If being an alpine paparazzi is your thing, it’s hard to beat hanging out at basecamp on the Southeast fork of the Kahilitna glacier in Alaska. The SE fork is the starting point for virtually all ascents of the Alaska Range’s big three: Denali, Mount Foraker, and Mount Hunter. On a busy evening in mid-May, one finds plane loads of guided West Buttress expeditions with their matching tents, private groups of gumbies trying to figure out how to light their stoves, and brooding alpinists sulking around “waiting for the forecast to improve”. Basecamp is to Alaskan climbing what Ellis Island was to American immigrants: a snowbound customs house where the journey ends and the climbing begins. It all makes for excellent people watching. 

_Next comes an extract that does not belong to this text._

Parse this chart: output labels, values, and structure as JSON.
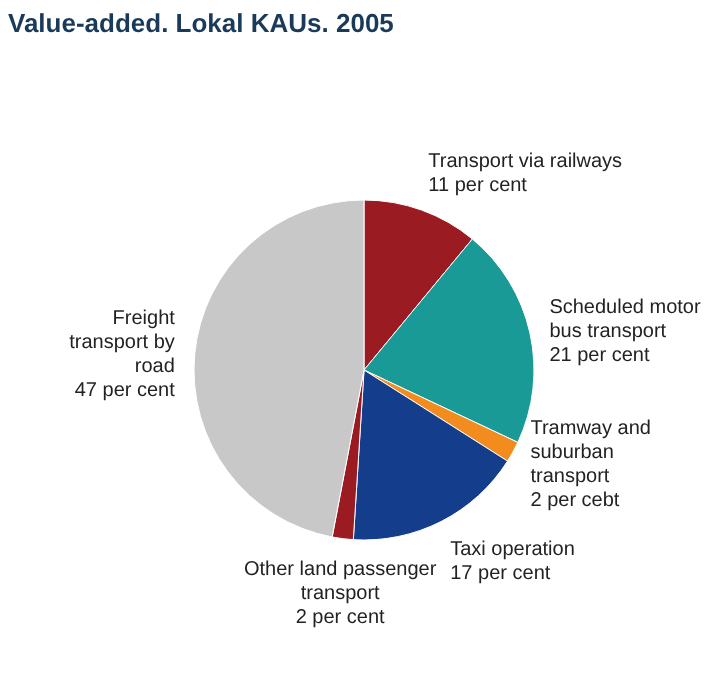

And nobody gets more scrutiny then those attempting the North Buttress of Mount Hunter, a gleaming turret of ice and rock only two miles from basecamp. Through the National Park Service’s high-powered spotting scope, you can sit back and watch a team’s every move. When Ben Gilmore, Max Turgeon and I arrived there two weeks ago, I immediately noticed a group of folks lurking around the scope and knew: somebody was up on the Moonflower Buttress. It wasn’t long before one basecamp gossiper filled me in on all the details: They were Japanese, a man and women, they had been up there for six days and had already sat out a storm low on the route. It looked like the pair was flipping leads and were moving really, really slow.